Krise, welche Krise? Millionäre spüren von Corona-Pandemie nur wenig
Lockdowns, Geschäftsschließungen, Kurzarbeit und Jobverlust: Die Pandemie bekommen viele Arbeitnehmer direkt zu spüren. Die Krise nagt an ihren Spareinlagen. Ganz anders sieht es vielfach in der Welt der Reichen aus. Sie haben zwar im Durchschnitt ihre Vermögen im ersten Halbjahr kaum vermehren können. Doch die Verluste hielten sich ebenfalls in Grenzen. Unterm Strich gibt es weltweit betrachtet kaum weniger Dollar-Millionäre als noch zu Jahresbeginn.
Das zeigt der alljährlich erscheinende „Global Wealth Report“ der Schweizer Bank Credit Suisse.

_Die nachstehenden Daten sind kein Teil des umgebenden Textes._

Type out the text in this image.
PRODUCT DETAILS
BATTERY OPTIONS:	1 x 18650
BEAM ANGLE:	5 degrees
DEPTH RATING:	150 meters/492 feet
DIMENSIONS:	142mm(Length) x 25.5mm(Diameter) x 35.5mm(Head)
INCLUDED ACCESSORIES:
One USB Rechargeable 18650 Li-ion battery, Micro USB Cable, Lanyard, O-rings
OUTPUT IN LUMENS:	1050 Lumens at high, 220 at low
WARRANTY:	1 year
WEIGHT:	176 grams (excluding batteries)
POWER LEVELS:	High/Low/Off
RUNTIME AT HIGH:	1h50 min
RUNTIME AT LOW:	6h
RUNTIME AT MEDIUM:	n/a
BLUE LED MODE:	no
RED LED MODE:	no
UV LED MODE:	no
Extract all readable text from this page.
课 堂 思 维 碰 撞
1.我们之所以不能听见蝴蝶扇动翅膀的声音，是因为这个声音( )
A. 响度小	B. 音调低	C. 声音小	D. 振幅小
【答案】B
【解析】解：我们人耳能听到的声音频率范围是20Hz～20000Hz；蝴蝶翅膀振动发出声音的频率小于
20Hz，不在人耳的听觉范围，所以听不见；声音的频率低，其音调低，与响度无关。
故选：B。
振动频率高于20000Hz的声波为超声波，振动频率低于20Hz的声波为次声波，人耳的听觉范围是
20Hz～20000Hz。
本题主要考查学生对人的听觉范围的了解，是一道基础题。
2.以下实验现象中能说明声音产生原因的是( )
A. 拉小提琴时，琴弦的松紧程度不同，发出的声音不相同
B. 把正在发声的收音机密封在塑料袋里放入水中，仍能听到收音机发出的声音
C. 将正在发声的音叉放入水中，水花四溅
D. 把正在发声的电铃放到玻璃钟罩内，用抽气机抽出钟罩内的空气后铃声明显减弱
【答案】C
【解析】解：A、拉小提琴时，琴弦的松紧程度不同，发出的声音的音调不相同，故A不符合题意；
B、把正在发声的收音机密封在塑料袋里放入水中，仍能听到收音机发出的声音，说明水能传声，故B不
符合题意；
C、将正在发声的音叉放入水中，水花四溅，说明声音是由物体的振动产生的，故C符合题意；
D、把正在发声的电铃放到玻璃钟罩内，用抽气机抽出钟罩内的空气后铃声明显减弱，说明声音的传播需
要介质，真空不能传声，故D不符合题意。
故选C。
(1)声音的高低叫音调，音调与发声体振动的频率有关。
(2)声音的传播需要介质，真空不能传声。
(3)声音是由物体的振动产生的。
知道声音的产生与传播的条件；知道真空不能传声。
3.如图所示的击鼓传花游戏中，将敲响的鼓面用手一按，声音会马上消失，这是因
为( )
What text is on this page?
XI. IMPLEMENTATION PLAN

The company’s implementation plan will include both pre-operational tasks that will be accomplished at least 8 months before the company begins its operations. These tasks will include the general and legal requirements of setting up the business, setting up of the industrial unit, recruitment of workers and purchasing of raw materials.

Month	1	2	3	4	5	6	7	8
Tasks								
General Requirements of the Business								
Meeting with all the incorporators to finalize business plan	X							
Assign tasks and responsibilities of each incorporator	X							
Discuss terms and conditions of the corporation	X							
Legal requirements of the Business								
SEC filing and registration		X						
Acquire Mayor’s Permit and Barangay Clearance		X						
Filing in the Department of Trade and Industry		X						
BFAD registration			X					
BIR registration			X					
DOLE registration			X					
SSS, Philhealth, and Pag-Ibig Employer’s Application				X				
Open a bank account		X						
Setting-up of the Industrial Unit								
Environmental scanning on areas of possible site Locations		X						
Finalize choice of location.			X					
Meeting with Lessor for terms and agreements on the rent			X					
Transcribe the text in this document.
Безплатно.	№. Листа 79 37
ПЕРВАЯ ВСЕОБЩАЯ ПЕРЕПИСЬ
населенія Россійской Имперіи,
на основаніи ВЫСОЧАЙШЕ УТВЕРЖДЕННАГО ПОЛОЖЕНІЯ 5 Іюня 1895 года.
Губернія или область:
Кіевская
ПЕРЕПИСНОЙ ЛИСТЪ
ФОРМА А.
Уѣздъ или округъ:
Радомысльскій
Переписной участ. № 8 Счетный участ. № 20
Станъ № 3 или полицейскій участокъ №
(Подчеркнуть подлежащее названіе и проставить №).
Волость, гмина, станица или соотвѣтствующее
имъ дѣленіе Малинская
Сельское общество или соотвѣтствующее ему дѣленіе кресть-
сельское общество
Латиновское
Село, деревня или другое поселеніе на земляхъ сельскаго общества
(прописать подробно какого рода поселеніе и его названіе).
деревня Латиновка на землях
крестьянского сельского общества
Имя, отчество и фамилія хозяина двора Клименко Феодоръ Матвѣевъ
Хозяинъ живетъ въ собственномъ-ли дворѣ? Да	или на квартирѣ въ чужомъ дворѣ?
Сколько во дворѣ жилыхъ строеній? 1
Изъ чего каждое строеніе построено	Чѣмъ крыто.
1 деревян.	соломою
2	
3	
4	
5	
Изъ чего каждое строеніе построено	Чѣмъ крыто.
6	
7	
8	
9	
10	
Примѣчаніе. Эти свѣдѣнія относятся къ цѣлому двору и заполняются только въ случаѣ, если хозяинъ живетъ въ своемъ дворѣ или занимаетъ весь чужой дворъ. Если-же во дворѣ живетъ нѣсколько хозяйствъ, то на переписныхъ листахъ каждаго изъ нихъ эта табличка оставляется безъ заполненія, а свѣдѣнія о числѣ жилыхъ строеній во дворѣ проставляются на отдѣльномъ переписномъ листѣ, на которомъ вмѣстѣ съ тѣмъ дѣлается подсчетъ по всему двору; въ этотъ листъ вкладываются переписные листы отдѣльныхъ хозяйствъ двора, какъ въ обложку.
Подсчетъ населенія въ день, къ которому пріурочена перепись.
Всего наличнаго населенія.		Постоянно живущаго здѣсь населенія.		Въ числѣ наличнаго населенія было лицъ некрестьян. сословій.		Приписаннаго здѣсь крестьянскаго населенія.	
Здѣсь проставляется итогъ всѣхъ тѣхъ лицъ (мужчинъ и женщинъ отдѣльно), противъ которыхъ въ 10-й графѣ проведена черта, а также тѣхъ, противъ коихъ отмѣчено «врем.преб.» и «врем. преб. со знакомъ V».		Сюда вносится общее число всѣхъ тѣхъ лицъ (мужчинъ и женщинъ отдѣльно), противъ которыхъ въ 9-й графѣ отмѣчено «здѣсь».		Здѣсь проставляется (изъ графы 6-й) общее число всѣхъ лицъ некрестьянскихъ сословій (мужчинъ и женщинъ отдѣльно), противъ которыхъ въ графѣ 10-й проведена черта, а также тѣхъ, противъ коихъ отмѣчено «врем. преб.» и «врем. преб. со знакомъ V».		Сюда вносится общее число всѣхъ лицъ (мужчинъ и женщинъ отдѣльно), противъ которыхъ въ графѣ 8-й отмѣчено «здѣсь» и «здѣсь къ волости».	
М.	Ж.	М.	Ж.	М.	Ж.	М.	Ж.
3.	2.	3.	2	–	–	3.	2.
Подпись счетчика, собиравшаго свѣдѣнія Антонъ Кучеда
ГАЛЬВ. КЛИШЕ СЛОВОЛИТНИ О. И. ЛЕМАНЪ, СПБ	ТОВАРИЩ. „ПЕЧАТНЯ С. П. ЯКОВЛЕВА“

Im Jahr 2019 gab es demnach noch einen Zuwachs von 5,7 Millionen auf 51,8 Millionen Reichen. Im ersten Halbjahr wurden es nur um 51.000 weniger, also rund ein Prozent der im Vorjahr neu Hinzugekommenen. Die Zahl der Superreichen mit einem Nettovermögen mit mehr als 50 Millionen Dollar stieg im Jahr 2019 um 11 Prozent auf 175.690. In der ersten Jahreshälfte 2020 verlor diese Gruppe der „Ultra High Net Worth“ nur 120 Mitglieder.
Markante Erholung
Es habe zwar von Jänner bis März mit den Geschäftsschließungen zunächst einen starken Einbruch gegeben, doch sei die Erholung markant gewesen, schreibt die Credit Suisse. Schließlich haben die Finanz- und Immobilienmärkte, aber auch Rohstoffe wie Gold wieder deutlich an Wert zugelegt. Davon profitieren öfters reichere Menschen, die in diesen Kategorien veranlagen. Allerdings, darauf weist der Report hin, sind Anteile an börsenotierten Konzernen nicht zwingend ein Schlüssel zum Erfolg in der Krise. Tech-Aktien etwa profitieren, die „Old Economy“ wie etwa Autotitel erleiden anhaltende Verluste.
Gefallene Millionäre
Die meisten der aus dem breiten Millionärsklub Gefallenen kommen aus Großbritannien, Brasilien, Australien und Kanada. Fast wettgemacht hat diese Zahl der Krisenverlierer allerdings neu hinzugekommene Millionäre aus China. Das Land verzeichnete wie schon im Vorjahr den größten Zuwachs und zementierte damit Platz Zwei im Ranking der Länder mit den meisten Reichen ein (hinter den USA, siehe Grafik). Erstaunlicherweise liegen beim Zuwachs im ersten Halbjahr hinter China die Niederlande noch vor den USA. 58.000 Amerikaner können sich nun ebenfalls als Millionär bezeichnen, die selbe Zahl weist auch Deutschland auf, knapp dahinter die Schweiz mit 52.000.
Österreich
Zahlen für das erste Halbjahr 2020 wurden für Österreich nicht berechnet. Allerdings gab es davor im zweiten Halbjahr 2019 einen deutlichen Anstieg von 313.000 auf 334.956 Dollar-Millionäre, wie Credit Suisse auf KURIER-Nachfrage mitteilte. Red-Bull-Gründer Dietrich Mateschitz ist laut Forbes mit 16,5 Mrd. Dollar (15,2 Mrd. Euro) der mit Abstand reichste Österreicher. Mit 6,5 Mrd. Dollar deutlich dahinter belegt Novomatic-Eigentümer Johann Graf Platz Zwei, gefolgt von Immobilientycoon René Benko mit 4,7 Mrd. Dollar. Die Summen wurden allerdings vor Ausbruch der Pandemie erhoben.
Stärker betroffen
Die breite Bevölkerung ist von den finanziellen Folgen der Pandemie deutlich stärker betroffen. Insgesamt lag das Vermögen privater Haushalte der Studie zufolge weltweit rund 0,3 Prozent oder eine Billion Dollar (840 Milliarden Euro) höher als Ende 2019. Es beträgt nun 400,2 Billionen Dollar. Da in diesem Zeitraum allerdings die Weltbevölkerung noch stärker stieg, fiel das durchschnittliche Vermögen pro Kopf um 0,4 Prozent auf 76.984 Dollar. Im Vorjahr wuchs es hingegen noch real um insgesamt zehn Prozent oder 36,5 Billionen Dollar.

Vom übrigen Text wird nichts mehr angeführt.